Herald-Journal Winsted-Lester Prairie Journal, June 22, 1998

Flying south makes good sense

By OPAL "GRANDMA " HABISCH

Mr. and Mrs. Billy Woodduck live in Minnesota. During the winter, because it gets very cold in Minnesota, they fly south where it is warmer.

They had a very harrowing trip to Minnesota last year. This is their story, according to Mr. Woodduck:

"We started out with a group of about 100 duck families. As we flew, we looked for large places to land, where there would be plenty of food and a safe place to stay for the night. Sometimes we didn't see any good places for many miles and we had to keep on flying.

"One day it started to rain as we were flying. It rained very hard and the wind came up. We realized we were in the middle of a storm.

"Some of the families had to land, even though we had no idea where we were. We came down on a lake and the waves were so big that they washed us up on shore.

"Due to the rough landing, some of the ducks got hurt, including Mrs. Woodduck, who hurt her leg. Other ducks were feeling sick from being tossed around by the wind. Some of the ducks were missing from the group. We hoped they were able to find a good place to land somewhere else.

"I called to the ducks who were able to fly to help look for food and a dry place to stay. We found a big cornfield a short distance away and came back for the other ducks waiting by the lake. The next morning, after everyone had rested, we set out for the cornfield.

"We stayed in the cornfield for two days. Everyone had plenty to eat and recovered from their storm injuries. We were anxious to get to Minnesota and raise our duck children. So after a few days we got on our way.

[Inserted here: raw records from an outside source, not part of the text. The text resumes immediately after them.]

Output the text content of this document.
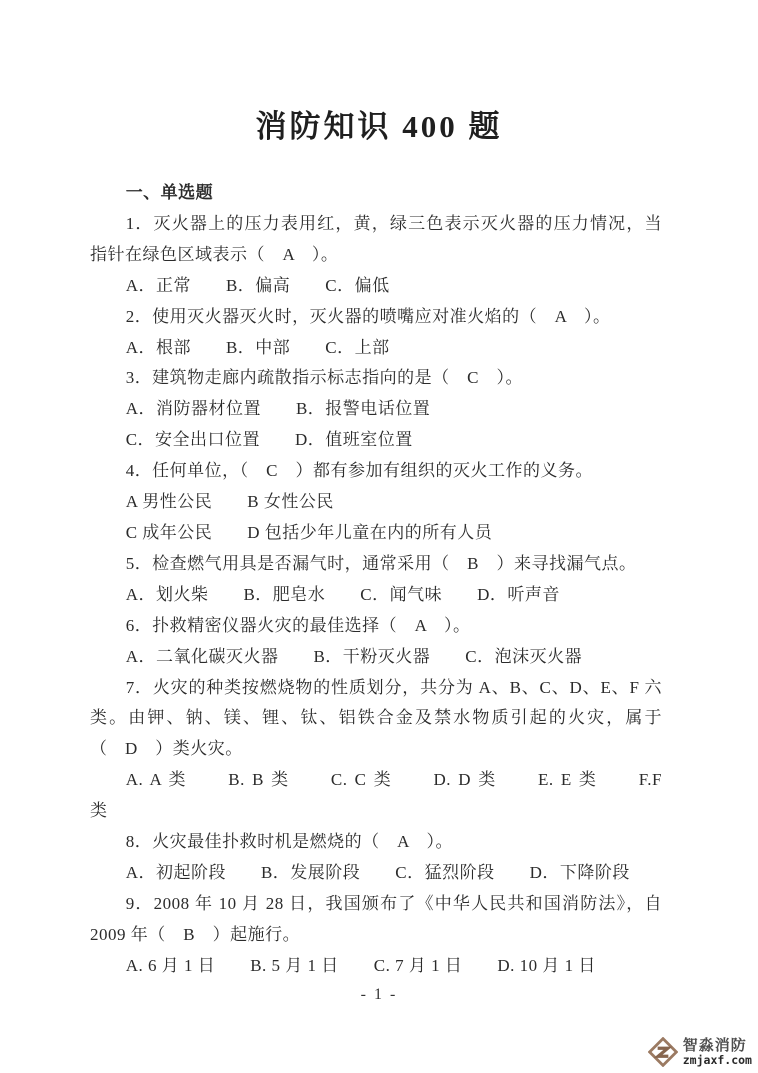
消防知识 400 题
一、单选题
1．灭火器上的压力表用红，黄，绿三色表示灭火器的压力情况，当
指针在绿色区域表示（　A　）。
A．正常　　B．偏高　　C．偏低
2．使用灭火器灭火时，灭火器的喷嘴应对准火焰的（　A　）。
A．根部　　B．中部　　C．上部
3．建筑物走廊内疏散指示标志指向的是（　C　）。
A．消防器材位置　　B．报警电话位置
C．安全出口位置　　D．值班室位置
4．任何单位，（　C　）都有参加有组织的灭火工作的义务。
A 男性公民　　B 女性公民
C 成年公民　　D 包括少年儿童在内的所有人员
5．检查燃气用具是否漏气时，通常采用（　B　）来寻找漏气点。
A．划火柴　　B．肥皂水　　C．闻气味　　D．听声音
6．扑救精密仪器火灾的最佳选择（　A　）。
A．二氧化碳灭火器　　B．干粉灭火器　　C．泡沫灭火器
7．火灾的种类按燃烧物的性质划分，共分为 A、B、C、D、E、F 六
类。由钾、钠、镁、锂、钛、铝铁合金及禁水物质引起的火灾，属于
（　D　）类火灾。
A. A 类　　B. B 类　　C. C 类　　D. D 类　　E. E 类　　F.F
类
8．火灾最佳扑救时机是燃烧的（　A　）。
A．初起阶段　　B．发展阶段　　C．猛烈阶段　　D．下降阶段
9．2008 年 10 月 28 日，我国颁布了《中华人民共和国消防法》，自
2009 年（　B　）起施行。
A. 6 月 1 日　　B. 5 月 1 日　　C. 7 月 1 日　　D. 10 月 1 日
- 1 -
智淼消防
zmjaxf.com
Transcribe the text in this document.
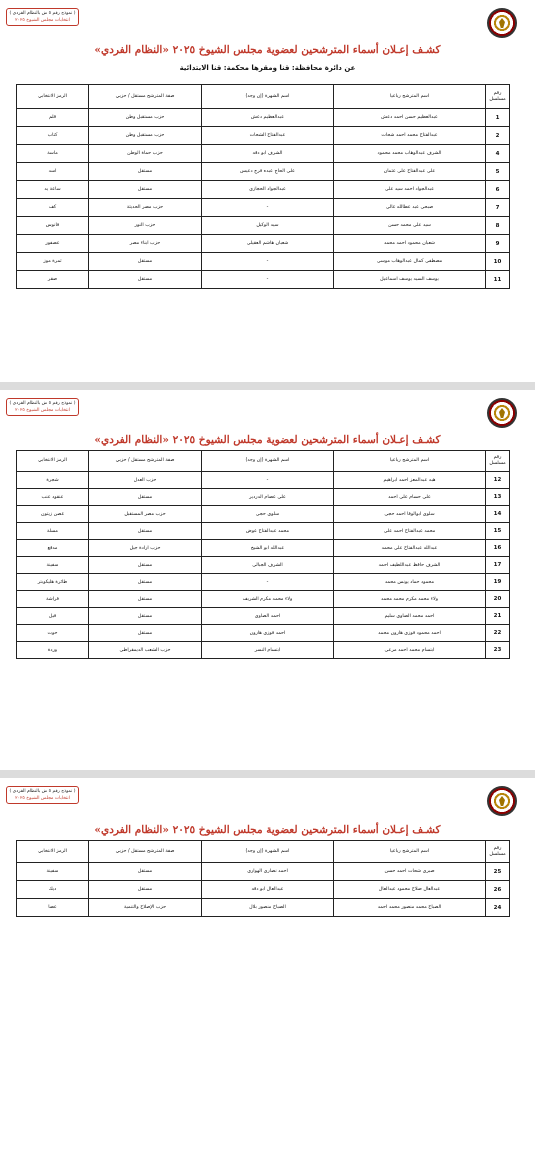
( نموذج رقم ٥ ش بالنظام الفردي )
انتخابات مجلس الشيوخ ٢٠٢٥
كشـف إعـلان أسماء المترشحين لعضوية مجلس الشيوخ ٢٠٢٥ «النظام الفردي»
عن دائرة محافظة: قنا ومقرها محكمة: قنا الابتدائية
رقم مسلسل	اسم المترشح رباعيا	اسم الشهرة (إن وجد)	صفة المترشح مستقل / حزبي	الرمز الانتخابي
1	عبدالعظيم حسن احمد دعش	عبدالعظيم دعش	حزب مستقبل وطن	قلم
2	عبدالفتاح محمد احمد شحات	عبدالفتاح الشحات	حزب مستقبل وطن	كتاب
4	الشرف عبدالوهاب محمد محمود	الشرف ابو دقه	حزب حماة الوطن	ماسة
5	على عبدالفتاح على عثمان	على الحاج عبده فرج دعيس	مستقل	اسد
6	عبدالجواد احمد سيد على	عبدالجواد الحجازى	مستقل	ساعة يد
7	صبحى عبد عطالله غالى	-	حزب مصر الحديثة	كف
8	سيد على محمد حسن	سيد الوكيل	حزب النور	فانوس
9	شعبان محمود احمد محمد	شعبان هاشم العقيلى	حزب ابناء مصر	عصفور
10	مصطفى كمال عبدالوهاب موسى	-	مستقل	ثمرة موز
11	يوسف السيد يوسف اسماعيل	-	مستقل	صقر
( نموذج رقم ٥ ش بالنظام الفردي )
انتخابات مجلس الشيوخ ٢٠٢٥
كشـف إعـلان أسماء المترشحين لعضوية مجلس الشيوخ ٢٠٢٥ «النظام الفردي»
رقم مسلسل	اسم المترشح رباعيا	اسم الشهرة (إن وجد)	صفة المترشح مستقل / حزبي	الرمز الانتخابي
12	هبه عبدالمعز احمد ابراهيم	-	حزب العدل	شجرة
13	على حسام على احمد	على عصام الدردير	مستقل	عنقود عنب
14	سلوى ابوالوفا احمد حجى	سلوى حجى	حزب مصر المستقبل	غصن زيتون
15	محمد عبدالفتاح احمد على	محمد عبدالفتاح عوض	مستقل	مسلة
16	عبدالله عبدالفتاح على محمد	عبدالله ابو الشيخ	حزب ارادة جيل	مدفع
17	الشرف حافظ عبداللطيف احمد	الشرف الجبالى	مستقل	سفينة
19	محمود حماد يونس محمد	-	مستقل	طائرة هليكوبتر
20	ولاء محمد مكرم محمد محمد	ولاء محمد مكرم الشريف	مستقل	فراشة
21	احمد محمد الصاوى سليم	احمد الصاوى	مستقل	فيل
22	احمد محمود فوزى هارون محمد	احمد فوزى هارون	مستقل	حوت
23	ابتسام محمد احمد مرعى	ابتسام النسر	حزب الشعب الديمقراطى	وردة
( نموذج رقم ٥ ش بالنظام الفردي )
انتخابات مجلس الشيوخ ٢٠٢٥
كشـف إعـلان أسماء المترشحين لعضوية مجلس الشيوخ ٢٠٢٥ «النظام الفردي»
رقم مسلسل	اسم المترشح رباعيا	اسم الشهرة (إن وجد)	صفة المترشح مستقل / حزبي	الرمز الانتخابي
25	صبرى شحات احمد حسن	احمد نصارى الهوارى	مستقل	سفينة
26	عبدالعال صلاح محمود عبدالعال	عبدالعال ابو دقه	مستقل	ديك
24	الصباح محمد منصور محمد احمد	الصباح منصور بلال	حزب الإصلاح والتنمية	عصا
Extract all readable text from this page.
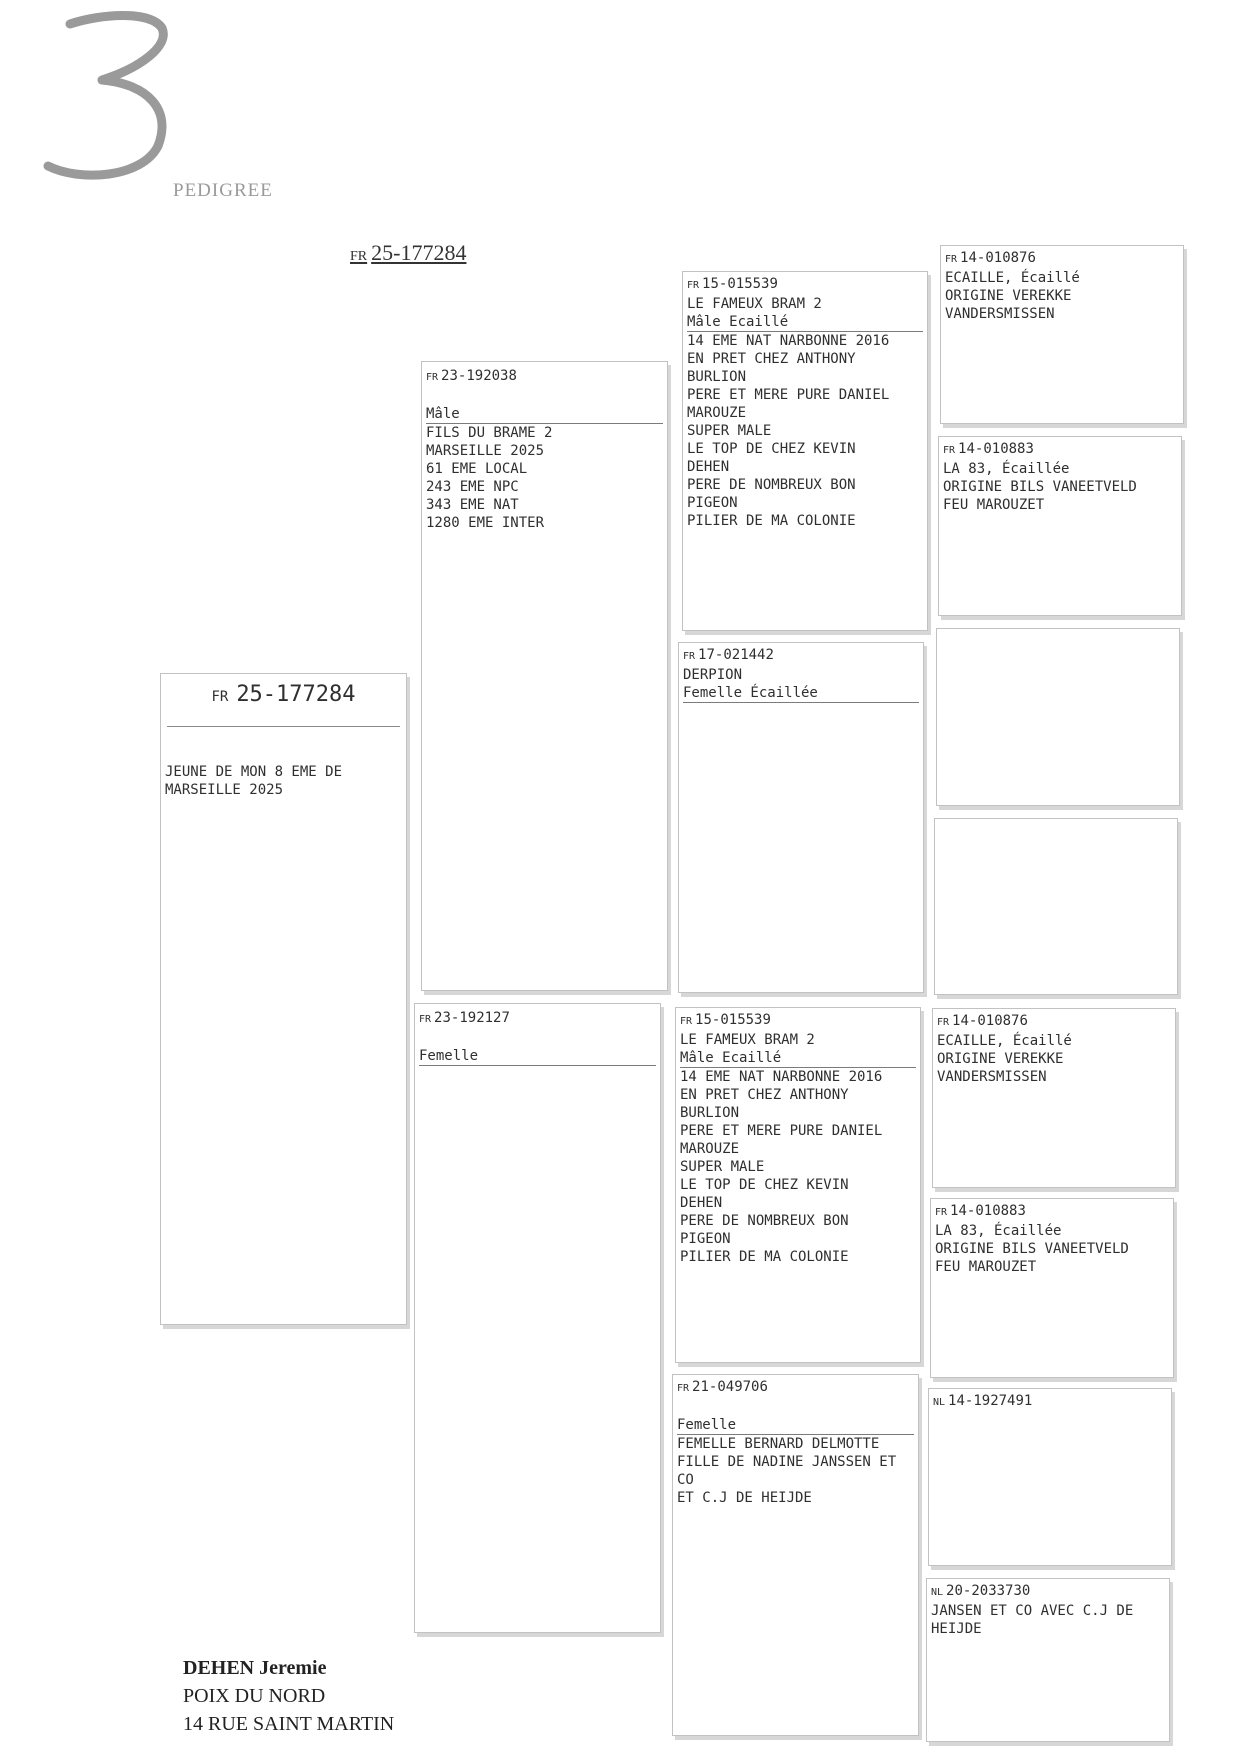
PEDIGREE
FR 25-177284
FR 25-177284
JEUNE DE MON 8 EME DE
MARSEILLE 2025
FR 23-192038
Mâle
FILS DU BRAME 2
MARSEILLE 2025
61 EME LOCAL
243 EME NPC
343 EME NAT
1280 EME INTER
FR 23-192127
Femelle
FR 15-015539
LE FAMEUX BRAM 2
Mâle Ecaillé
14 EME NAT NARBONNE 2016
EN PRET CHEZ ANTHONY
BURLION
PERE ET MERE PURE DANIEL
MAROUZE
SUPER MALE
LE TOP DE CHEZ KEVIN
DEHEN
PERE DE NOMBREUX BON
PIGEON
PILIER DE MA COLONIE
FR 17-021442
DERPION
Femelle Écaillée
FR 15-015539
LE FAMEUX BRAM 2
Mâle Ecaillé
14 EME NAT NARBONNE 2016
EN PRET CHEZ ANTHONY
BURLION
PERE ET MERE PURE DANIEL
MAROUZE
SUPER MALE
LE TOP DE CHEZ KEVIN
DEHEN
PERE DE NOMBREUX BON
PIGEON
PILIER DE MA COLONIE
FR 21-049706
Femelle
FEMELLE BERNARD DELMOTTE
FILLE DE NADINE JANSSEN ET
CO
ET C.J DE HEIJDE
FR 14-010876
ECAILLE, Écaillé
ORIGINE VEREKKE
VANDERSMISSEN
FR 14-010883
LA 83, Écaillée
ORIGINE BILS VANEETVELD
FEU MAROUZET
FR 14-010876
ECAILLE, Écaillé
ORIGINE VEREKKE
VANDERSMISSEN
FR 14-010883
LA 83, Écaillée
ORIGINE BILS VANEETVELD
FEU MAROUZET
NL 14-1927491
NL 20-2033730
JANSEN ET CO AVEC C.J DE
HEIJDE
DEHEN Jeremie
POIX DU NORD
14 RUE SAINT MARTIN
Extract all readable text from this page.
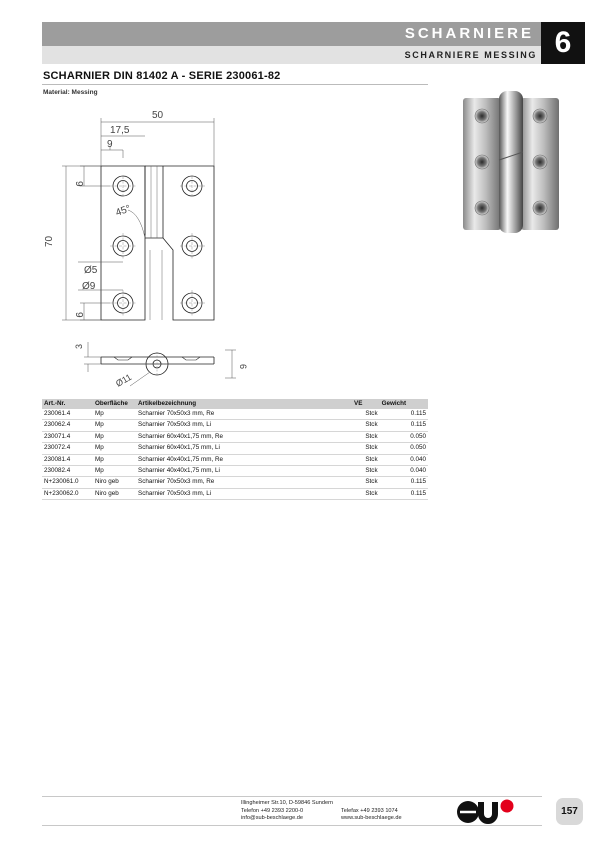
SCHARNIERE
SCHARNIERE MESSING 6
SCHARNIER DIN 81402 A - SERIE 230061-82
Material: Messing
50
17,5
9
9
45°
70
Ø5
Ø9
9
3
Ø11
6
Art.-Nr.	Oberfläche	Artikelbezeichnung	VE	Gewicht
230061.4	Mp	Scharnier 70x50x3 mm, Re	Stck	0.115
230062.4	Mp	Scharnier 70x50x3 mm, Li	Stck	0.115
230071.4	Mp	Scharnier 60x40x1,75 mm, Re	Stck	0.050
230072.4	Mp	Scharnier 60x40x1,75 mm, Li	Stck	0.050
230081.4	Mp	Scharnier 40x40x1,75 mm, Re	Stck	0.040
230082.4	Mp	Scharnier 40x40x1,75 mm, Li	Stck	0.040
N+230061.0	Niro geb	Scharnier 70x50x3 mm, Re	Stck	0.115
N+230062.0	Niro geb	Scharnier 70x50x3 mm, Li	Stck	0.115
Illingheimer Str.10, D-59846 Sundern
Telefon +49 2393 2200-0
info@sub-beschlaege.de
Telefax +49 2393 1074
www.sub-beschlaege.de
157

"We flew for five days. Finally we were back in Minnesota, on our own lake. It felt so good to get home. Mrs. Woodduck made a nest and laid six eggs.

"I was kept busy bringing food to Mrs. Woodduck while she kept the eggs warm on the nest. One day she told me to wait for her at the lake.

"I waited for her there and when she came, she was followed by six baby ducks. All of the other ducks gathered around and complimented us on our new family.

"Summer passed, and when fall came, we got ready to fly south again for the winter. There were many new members of our group for this trip. The young ducks had become good swimmers and flyers after spending their summer on the lake.

"Four of the young ducks in our family had been spending time at a house near the lake. Some girls that lived in the house had been feeding them and playing with them. They had grown quite fat over the summer and thought that they would just stay in Minnesota for the winter with the girls, who were building a duck house for them.

"Mrs. Woodduck was quite upset. She didn't want to leave some of the family behind. I told the youngsters that they would be sorry if they didn't come south with us, but there was nothing we could say to convince them to fly with us.

"So we went south without them. Mrs. Woodduck was very sad and missed the young ducks very much.

We were at our southern home about three weeks when, one day, the four youngsters flew in.

"Why did you come back?" I asked them.

"'It's too cold in Minnesota,' they answered.

"Well, we tried to tell them they would be sorry if they stayed behind. I guess next time they will know that they should listen to their mother and dad."

Boys and girls, always listen to your parents. They know what's best.